The Teaching and Technology Summit showcases innovative work in teaching and its intersections with technology. Connect with colleagues and share creative ways to use technology to enhance teaching and learning.
The engaging and informal sessions at the Summit range from quick hits (5 minutes) to deeper dives (20 minutes), meaning you can fit them into your schedule.
All sessions will be recorded and made available for 90 days following the Summit. Chat and Q&A will not be recorded.
Opening Keynote: Jon Ippolito
Thinking or Shrinking? AI and Post-Citation Scholarship
8:30 a.m. Thursday, March 20, 2025
Citing sources has been fundamental to information literacy long before the Internet existed. But what happens to scholarly attribution if the wellspring of knowledge production shifts from the archive to AI? This talk looks at generative AI as a compression format for the Internet, forecasting how scholarship and creative activity could change for faculty and their students if generation replaces discovery. To understand this potential shift, it helps to forego animistic metaphors like a growing child or parrot in favor of mechanistic analogues like a compression algorithm (like JPEG) and thermodynamic system (like a cup of coffee).
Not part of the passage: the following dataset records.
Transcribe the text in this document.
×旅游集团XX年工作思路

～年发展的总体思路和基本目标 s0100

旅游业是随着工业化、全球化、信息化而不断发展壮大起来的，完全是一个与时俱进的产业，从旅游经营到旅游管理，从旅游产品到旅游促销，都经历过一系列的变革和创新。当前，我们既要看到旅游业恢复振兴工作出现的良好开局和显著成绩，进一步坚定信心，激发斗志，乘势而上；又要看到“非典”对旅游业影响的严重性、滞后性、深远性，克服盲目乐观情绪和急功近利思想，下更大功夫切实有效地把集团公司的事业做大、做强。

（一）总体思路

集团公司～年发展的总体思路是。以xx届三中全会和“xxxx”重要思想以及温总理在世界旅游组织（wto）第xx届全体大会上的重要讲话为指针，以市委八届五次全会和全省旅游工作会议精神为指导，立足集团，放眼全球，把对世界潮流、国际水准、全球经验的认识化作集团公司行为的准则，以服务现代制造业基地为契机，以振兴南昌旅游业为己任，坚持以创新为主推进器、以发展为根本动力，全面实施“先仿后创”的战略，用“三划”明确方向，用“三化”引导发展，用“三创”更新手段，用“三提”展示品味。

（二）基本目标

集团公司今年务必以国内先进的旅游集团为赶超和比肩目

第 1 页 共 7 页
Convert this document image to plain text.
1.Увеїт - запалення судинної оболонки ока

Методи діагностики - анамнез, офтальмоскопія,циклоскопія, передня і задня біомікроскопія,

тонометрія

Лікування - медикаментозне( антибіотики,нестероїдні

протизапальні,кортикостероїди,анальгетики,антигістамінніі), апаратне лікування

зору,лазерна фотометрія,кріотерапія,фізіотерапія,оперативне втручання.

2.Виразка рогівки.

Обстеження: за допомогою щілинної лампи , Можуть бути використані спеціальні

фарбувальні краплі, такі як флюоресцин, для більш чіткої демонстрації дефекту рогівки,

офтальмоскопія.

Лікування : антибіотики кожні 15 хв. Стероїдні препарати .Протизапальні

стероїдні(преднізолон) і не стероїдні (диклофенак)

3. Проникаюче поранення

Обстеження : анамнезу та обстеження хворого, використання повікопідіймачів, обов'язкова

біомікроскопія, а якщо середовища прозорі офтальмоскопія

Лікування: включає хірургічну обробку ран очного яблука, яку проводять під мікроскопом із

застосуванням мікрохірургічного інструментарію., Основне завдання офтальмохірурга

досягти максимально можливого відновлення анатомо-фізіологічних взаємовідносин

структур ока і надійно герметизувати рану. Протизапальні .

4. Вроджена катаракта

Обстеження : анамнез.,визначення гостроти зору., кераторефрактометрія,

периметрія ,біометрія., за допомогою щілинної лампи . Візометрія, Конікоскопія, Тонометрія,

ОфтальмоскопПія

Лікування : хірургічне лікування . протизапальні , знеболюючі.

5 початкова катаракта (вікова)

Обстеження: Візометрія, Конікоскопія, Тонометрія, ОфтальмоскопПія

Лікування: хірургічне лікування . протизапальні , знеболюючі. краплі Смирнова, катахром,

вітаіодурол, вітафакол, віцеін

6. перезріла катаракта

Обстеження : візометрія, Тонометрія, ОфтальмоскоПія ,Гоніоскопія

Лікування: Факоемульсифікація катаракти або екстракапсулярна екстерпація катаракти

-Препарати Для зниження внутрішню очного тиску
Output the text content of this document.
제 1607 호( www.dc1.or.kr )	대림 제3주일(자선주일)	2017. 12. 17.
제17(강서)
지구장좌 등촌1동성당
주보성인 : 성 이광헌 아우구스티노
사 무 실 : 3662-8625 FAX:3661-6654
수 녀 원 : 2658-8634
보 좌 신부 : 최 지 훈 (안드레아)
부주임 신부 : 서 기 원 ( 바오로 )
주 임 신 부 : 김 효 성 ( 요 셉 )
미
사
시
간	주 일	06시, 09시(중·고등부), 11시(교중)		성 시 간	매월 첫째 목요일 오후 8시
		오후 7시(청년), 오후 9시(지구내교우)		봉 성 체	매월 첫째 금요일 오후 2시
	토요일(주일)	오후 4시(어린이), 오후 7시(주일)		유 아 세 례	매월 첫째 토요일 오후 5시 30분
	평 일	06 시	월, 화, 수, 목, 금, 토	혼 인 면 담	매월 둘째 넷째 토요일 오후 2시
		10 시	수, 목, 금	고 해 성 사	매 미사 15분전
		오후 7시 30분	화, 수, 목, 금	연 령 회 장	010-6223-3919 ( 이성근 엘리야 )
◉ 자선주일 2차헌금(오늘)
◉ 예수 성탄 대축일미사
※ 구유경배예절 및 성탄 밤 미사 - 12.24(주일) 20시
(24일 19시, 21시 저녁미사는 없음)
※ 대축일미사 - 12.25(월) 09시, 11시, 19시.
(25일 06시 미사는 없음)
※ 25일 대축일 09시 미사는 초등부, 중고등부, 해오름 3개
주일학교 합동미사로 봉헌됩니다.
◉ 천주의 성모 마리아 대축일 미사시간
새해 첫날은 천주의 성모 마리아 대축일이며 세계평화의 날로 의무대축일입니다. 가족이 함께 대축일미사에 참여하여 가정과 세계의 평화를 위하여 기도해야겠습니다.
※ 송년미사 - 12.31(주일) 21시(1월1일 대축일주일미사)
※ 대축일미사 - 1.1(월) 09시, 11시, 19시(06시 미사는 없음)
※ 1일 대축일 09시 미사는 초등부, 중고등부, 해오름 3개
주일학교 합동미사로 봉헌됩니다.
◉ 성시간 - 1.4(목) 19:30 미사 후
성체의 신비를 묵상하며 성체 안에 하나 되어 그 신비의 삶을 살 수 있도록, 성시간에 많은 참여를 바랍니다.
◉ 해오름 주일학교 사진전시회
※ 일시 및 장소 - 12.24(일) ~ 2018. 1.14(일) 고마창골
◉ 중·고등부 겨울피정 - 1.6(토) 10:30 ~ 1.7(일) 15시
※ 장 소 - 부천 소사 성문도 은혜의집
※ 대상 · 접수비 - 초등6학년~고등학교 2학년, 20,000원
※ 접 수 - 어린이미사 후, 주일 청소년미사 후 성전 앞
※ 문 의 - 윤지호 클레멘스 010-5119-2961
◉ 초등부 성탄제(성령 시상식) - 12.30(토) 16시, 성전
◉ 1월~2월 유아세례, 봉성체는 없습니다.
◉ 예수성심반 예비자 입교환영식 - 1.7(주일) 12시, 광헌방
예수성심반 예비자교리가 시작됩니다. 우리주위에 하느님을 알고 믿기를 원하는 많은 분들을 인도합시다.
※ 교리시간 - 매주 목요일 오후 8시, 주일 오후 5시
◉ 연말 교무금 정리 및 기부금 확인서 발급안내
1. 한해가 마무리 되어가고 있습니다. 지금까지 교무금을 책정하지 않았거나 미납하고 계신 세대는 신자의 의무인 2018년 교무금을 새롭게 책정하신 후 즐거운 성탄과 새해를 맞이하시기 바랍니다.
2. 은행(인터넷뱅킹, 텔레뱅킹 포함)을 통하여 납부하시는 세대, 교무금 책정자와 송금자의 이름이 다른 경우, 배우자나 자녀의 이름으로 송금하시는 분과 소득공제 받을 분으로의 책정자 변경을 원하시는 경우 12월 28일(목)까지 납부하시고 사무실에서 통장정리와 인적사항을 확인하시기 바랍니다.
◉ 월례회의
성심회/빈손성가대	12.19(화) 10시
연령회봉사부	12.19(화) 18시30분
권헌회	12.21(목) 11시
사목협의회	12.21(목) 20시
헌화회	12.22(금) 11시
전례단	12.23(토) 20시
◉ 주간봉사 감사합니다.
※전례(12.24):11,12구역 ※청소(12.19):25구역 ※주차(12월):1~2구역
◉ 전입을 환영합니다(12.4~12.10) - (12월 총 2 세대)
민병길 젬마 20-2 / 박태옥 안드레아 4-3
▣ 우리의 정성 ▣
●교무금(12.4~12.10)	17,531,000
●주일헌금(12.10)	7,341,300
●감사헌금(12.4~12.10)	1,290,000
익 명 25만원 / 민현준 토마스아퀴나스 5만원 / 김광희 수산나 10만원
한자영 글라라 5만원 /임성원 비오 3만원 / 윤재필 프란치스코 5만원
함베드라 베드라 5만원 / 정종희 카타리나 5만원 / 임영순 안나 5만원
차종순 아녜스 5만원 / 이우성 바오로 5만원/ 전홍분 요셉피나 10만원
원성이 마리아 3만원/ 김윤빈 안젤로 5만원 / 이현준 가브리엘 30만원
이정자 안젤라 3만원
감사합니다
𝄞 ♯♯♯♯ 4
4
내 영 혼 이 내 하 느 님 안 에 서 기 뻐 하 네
This talk explains how mathematical properties that large language models share with these stochastic systems seek an equilibrium that fills in gaps in missing data, enabling LLMs to summarize and even find new correlations in existing knowledge. But compression comes at a cost. When we turn to AI for facts and photos instead of the world at large, we smooth away outliers, noise, or surprises in the name of efficiency. The talk concludes with implications for integrating this compression algorithm for human knowledge into our classrooms, syllabi, and lives.
Jon Ippolito is an artist, writer, and curator who teaches New Media and Digital Curation at the University of Maine. Winner of Tiffany, Lannan, American Foundation, and Thoma awards, Ippolito is co-founder of the Variable Media Network for preserving new media art, UMaine's Digital Curation and Just-in-Time Learning programs, and Learning With AI, a toolkit for educators and students that makes it easy to filter for AI assignments and resources by discipline or purpose. Ippolito has given over 200 presentations, co-authored the books At the Edge of Art and Re-collection: Art, New Media, and Social Memory, and published 80 chapters and articles in periodicals from Artforum to the Washington Post. His AI focus is creators--writers programmers and media makers--and how the technical, aesthetic, and legal ramifications of generative AI empower and frustrate them.
Closing Keynote: Dr. Chin-Sook Pak
The Power of Community-Centered Learning: Building Relationships that Matter
11 a.m. Friday, March 21, 2025
As educators, we find joy when our students engage, thrive, and grow. While many strategies foster engagement and active learning, this presentation highlights the power of relationship-building and community-centered learning. In his Parting Prescription for America, former Surgeon General Vivek Murthy argues that rebuilding community through relationships, service, and purpose is key to cultivating health, happiness, and fulfillment in society. Drawing on over 25 years of collaborative projects with students, instructors, and community partners both on and off-campus, Dr. Pak will share reflections from former students and insights from her learning community—showing the impact building a sense of community has on learning, teaching, productivity, and well-being.
For 25 years, Dr. Chin-Sook Pak has integrated community-based learning into Spanish language, content, and interdisciplinary honors colloquium courses. This work has led to numerous publications, workshops, and collaborations that promote language learning, diversity, intercultural humility, and advocacy for Latinx access to higher education. She is the recipient of the Immersive Learning Outstanding Faculty Award (2024), Outstanding Diversity Advocate Award (2023), Outstanding Teaching Award, the Brian Douglas Hiltunen Faculty Award for Outstanding Contribution to the Scholarship of Engagement (Indiana Campus Compact), and the 2022 AATSP (American Association for Teachers of Spanish and Portuguese) Outstanding Scholarship Publication Award for her article on the long-term effects of service-learning for students of Spanish.
Here’s what previous attendees loved about the Teaching and Technology Summit
“This was a great experience. I have so many ideas to work on over the summer as I improve my courses for the fall.”
“There's a lot of other faculty doing cool things and working hard to create meaningful experiences for our students. I made a bunch of notes on stuff to try or learn more about.”
“I thought it was extremely well organized and I loved how engaging the presenters were. They all did an amazing job with this offering!”
“I liked how short the presentations were and that you could pop in and out. I loved having the resources available for later.”
“The entire event was incredibly well managed, promoted, and executed […] a perfect example of experience design in practice.”
This event is coordinated by the Division of Online and Strategic Learning. Our mission is to serve Ball State students, faculty and staff by pursuing, developing, and implementing best practices in teaching, learning, and student support services. We do this through an adaptive culture of rigorous assessment and evaluation of techniques and approaches that benefit Ball State students both near and far.